Den Lidl-Blend gibt es in verschiedenen Altersstufen, also wenn Sie bei Ihrem Lidl danach suchen, dann auf das richtige Alter achten. Eine kurze Websuche unsererseits hat für den Moment nur den Fünfjährigen zu Tage gebracht…
Schon früher angekündigt, nun immer konkreter werdend: Irgendwann nach Mitte August wird der neue Kilchoman Port Cask Matured erhältlich sein. Abgefüllt ist er mit 55% und wird ca. 65 Euro kosten, laut Dr. Mario Prinz vom Potstill in Wien. Er ist übrigens ein absoluter Jüngling – er wurde nämlich erst 2011 destilliert.
Wie wir von Moët Hennessyerfahren haben, wird sich der Markteintritt des neuen Glenmorangie Pride noch etwas verzögern. Er ist nun für eine Veröffentlichung Mitte Oktober geplant. Der Glenmorangie Pride 1978 wurde von Dr. Bill Lumsden, Head of Whisky Creation bei der Highland-Destillerie, aus 19jährigem Glenmorangie komponiert, der zusätzlich nochmals 15 Jahre in französischen Premier Grand Cru Claret-Fässern nachgereift wurde. 700 Flaschen mit 47.4% sollen davon in Spezialgeschäften und auf der Website angeboten werden. Schmecken soll er nach Kastanie, Toffee und Kirschen.
Neu gibt es eine exklusive Abfüllungsreihe namens Savoy Collection, offensichtlich exklusiv für The Whisky Exchange. Es handelt sich dabei um zwei streng limitierte Abfüllungen, die eigentlich für Gäste des Savoy Hotels kreiert wurden. Der Siebzehnjährige Laphroaig ist „eine perfekt ausbalancierte Mischung von Torfrauch, Eiche und Frucht“, der Einundzwanzigjährige Macallan wird nicht weiter ausgelobt.
Vom Laphroaig 17yo gibt es 106 Flaschen, er kostet umgerechnet 420 Euro. Der Einundzwanzigjährige Macallan wurde insgesamt 121x abgefüllt, er kostet etwas mehr als 1200 Euro.
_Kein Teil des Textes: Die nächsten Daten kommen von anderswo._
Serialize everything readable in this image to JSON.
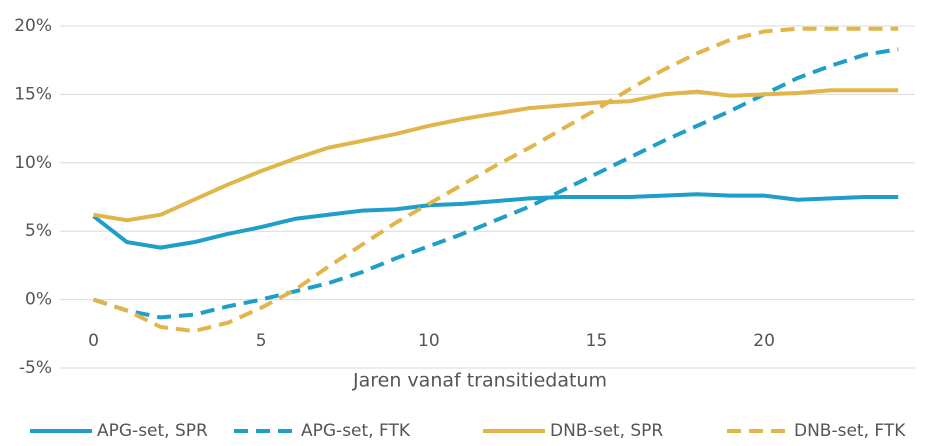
{
  "chart_data": {
    "type": "line",
    "x_label": "Jaren vanaf transitiedatum",
    "x": [
      0,
      1,
      2,
      3,
      4,
      5,
      6,
      7,
      8,
      9,
      10,
      11,
      12,
      13,
      14,
      15,
      16,
      17,
      18,
      19,
      20,
      21,
      22,
      23,
      24
    ],
    "xlim": [
      -1,
      24.5
    ],
    "xticks": [
      0,
      5,
      10,
      15,
      20
    ],
    "ylim": [
      -5,
      20
    ],
    "yticks": [
      {
        "value": -5,
        "label": "-5%"
      },
      {
        "value": 0,
        "label": "0%"
      },
      {
        "value": 5,
        "label": "5%"
      },
      {
        "value": 10,
        "label": "10%"
      },
      {
        "value": 15,
        "label": "15%"
      },
      {
        "value": 20,
        "label": "20%"
      }
    ],
    "grid": true,
    "legend": "bottom",
    "series": [
      {
        "name": "APG-set, SPR",
        "color": "#1e9ec8",
        "dashed": false,
        "values": [
          6.1,
          4.2,
          3.8,
          4.2,
          4.8,
          5.3,
          5.9,
          6.2,
          6.5,
          6.6,
          6.9,
          7.0,
          7.2,
          7.4,
          7.5,
          7.5,
          7.5,
          7.6,
          7.7,
          7.6,
          7.6,
          7.3,
          7.4,
          7.5,
          7.5
        ]
      },
      {
        "name": "APG-set, FTK",
        "color": "#1e9ec8",
        "dashed": true,
        "values": [
          0,
          -0.8,
          -1.3,
          -1.1,
          -0.5,
          0.0,
          0.6,
          1.2,
          2.0,
          3.0,
          3.9,
          4.8,
          5.8,
          6.8,
          8.0,
          9.2,
          10.4,
          11.6,
          12.7,
          13.8,
          15.0,
          16.2,
          17.1,
          17.9,
          18.3
        ]
      },
      {
        "name": "DNB-set, SPR",
        "color": "#e2b54b",
        "dashed": false,
        "values": [
          6.2,
          5.8,
          6.2,
          7.3,
          8.4,
          9.4,
          10.3,
          11.1,
          11.6,
          12.1,
          12.7,
          13.2,
          13.6,
          14.0,
          14.2,
          14.4,
          14.5,
          15.0,
          15.2,
          14.9,
          15.0,
          15.1,
          15.3,
          15.3,
          15.3
        ]
      },
      {
        "name": "DNB-set, FTK",
        "color": "#e2b54b",
        "dashed": true,
        "values": [
          0,
          -0.8,
          -2.0,
          -2.3,
          -1.7,
          -0.6,
          0.7,
          2.4,
          4.0,
          5.6,
          7.0,
          8.4,
          9.8,
          11.1,
          12.5,
          13.9,
          15.4,
          16.8,
          18.0,
          19.0,
          19.6,
          19.8,
          19.8,
          19.8,
          19.8
        ]
      }
    ]
  }
}
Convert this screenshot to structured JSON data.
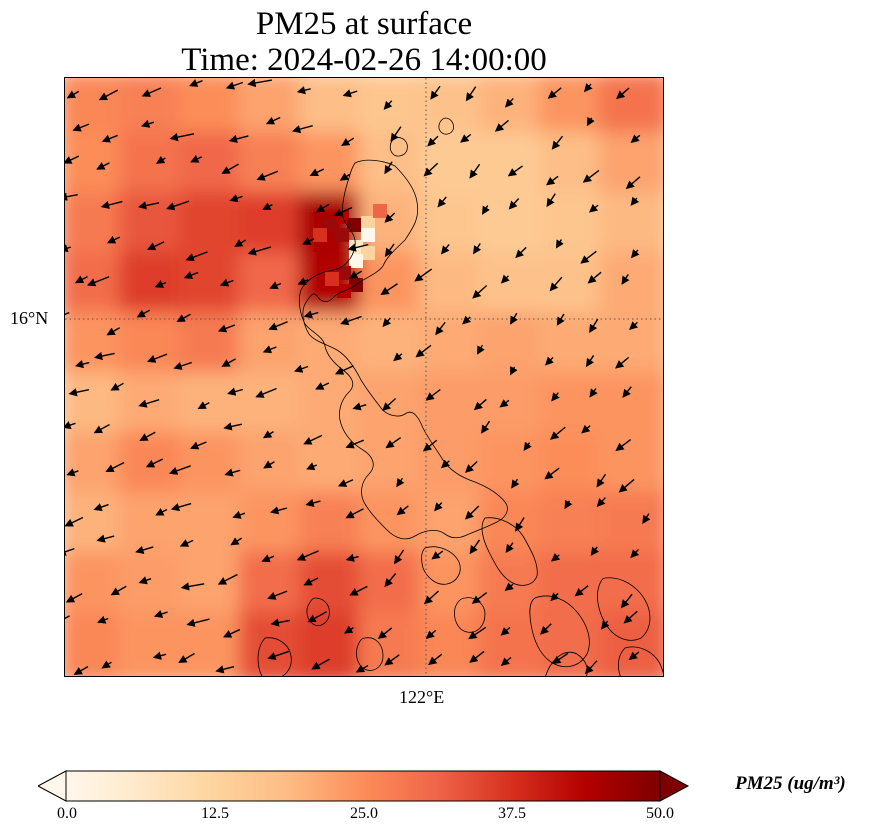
{
  "title": {
    "line1": "PM25 at surface",
    "line2": "Time: 2024-02-26 14:00:00"
  },
  "map": {
    "lat_label": "16°N",
    "lon_label": "122°E",
    "gridlines": "dotted"
  },
  "colorbar": {
    "label": "PM25 (ug/m³)",
    "ticks": [
      "0.0",
      "12.5",
      "25.0",
      "37.5",
      "50.0"
    ],
    "vmin": 0,
    "vmax": 50,
    "extend": "both",
    "colormap": "OrRd",
    "colors": [
      "#fff7ec",
      "#fee8c8",
      "#fdd49e",
      "#fdbb84",
      "#fc8d59",
      "#ef6548",
      "#d7301f",
      "#b30000",
      "#7f0000"
    ]
  },
  "chart_data": {
    "type": "heatmap",
    "variable": "PM25",
    "units": "ug/m^3",
    "overlay": "wind vectors",
    "grid_values_sample": [
      [
        26,
        27,
        25,
        22,
        18,
        16,
        17,
        20,
        24,
        29
      ],
      [
        25,
        29,
        31,
        27,
        24,
        18,
        15,
        15,
        18,
        22
      ],
      [
        28,
        33,
        35,
        36,
        45,
        20,
        16,
        15,
        16,
        19
      ],
      [
        30,
        36,
        35,
        31,
        44,
        24,
        19,
        17,
        17,
        21
      ],
      [
        24,
        26,
        28,
        22,
        21,
        20,
        21,
        22,
        21,
        21
      ],
      [
        19,
        21,
        20,
        20,
        21,
        22,
        23,
        23,
        24,
        24
      ],
      [
        22,
        26,
        24,
        22,
        21,
        22,
        23,
        24,
        25,
        24
      ],
      [
        20,
        22,
        22,
        24,
        27,
        24,
        22,
        26,
        27,
        28
      ],
      [
        24,
        23,
        22,
        30,
        34,
        30,
        24,
        28,
        30,
        30
      ],
      [
        26,
        24,
        24,
        34,
        36,
        28,
        26,
        29,
        30,
        32
      ]
    ]
  }
}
Danke an Ladislaus Andreas Nemeth für den Hinweis.
Das klingt jetzt wie ein Witz, aber Whiskyfreunde werden den Verdacht vielleicht ohnehin schon gehabt haben: Mit etwas Alkohol riecht man besser. Ein Artikel auf orf.at berichtet von einem wissenschaftlichen Experiment, bei dem der Geruchsinn in Abhängigkeit vom Alkoholspiegel getestet wurde. Und siehe da: Mit Alkohol riecht man besser. Folgendes Experiment wurde gemacht:
…luden die Forscher 20 Freiwillige zum Geruchstest. Sie mussten an drei Flüssigkeiten riechen. Zwei davon waren ein Gemisch aus denselben sechs Substanzen, bei der dritten war eine Zutat ersetzt worden. Nachdem sie jeweils zwei Sekunden an allen Mischungen schnüffeln durften, sollten sie angeben, welche anders roch. Der Test wurde mit unterschiedlichen Trios sechs Mal wiederholt. Vor der Wiederholung des ganzen Prozederes, durfte eine Hälfte der Probanden 35 Milliliter Wodka gemischt mit Traubensaft trinken. Die andere erhielt nur Saft.
Ergebnis: diejenigen, die Alkohol getrunken hatten, konnten die Aufgabe besser lösen, und zwar eindeutig. Allerdings, und das sollte man auch zu Herzen nehmen: nach 6cl Whisky ist es vorbei mit dem Vorteil, danach gehts rapide bergab.
Auf Whiskycorner.co.uk haben die dort schreibenden Whiskyfreunde Kirstie und Stewart ihre Gedanken zum neuen Highland Park Dark Origins festgehalten. Dieser neue Whisky in der Core Range von Highland Park (natürlich und leider ohne Altersangabe) scheint bei ihnen ganz gut anzukommen – beide finden, dass es eine gute Ergänzung zu den anderen Highland Park sei. Eine numerische Wertung findet sich nicht, aber aus den (englischsprachigen) Ausführungen lässt sich deren positive Einschätzung ganz gut ablesen.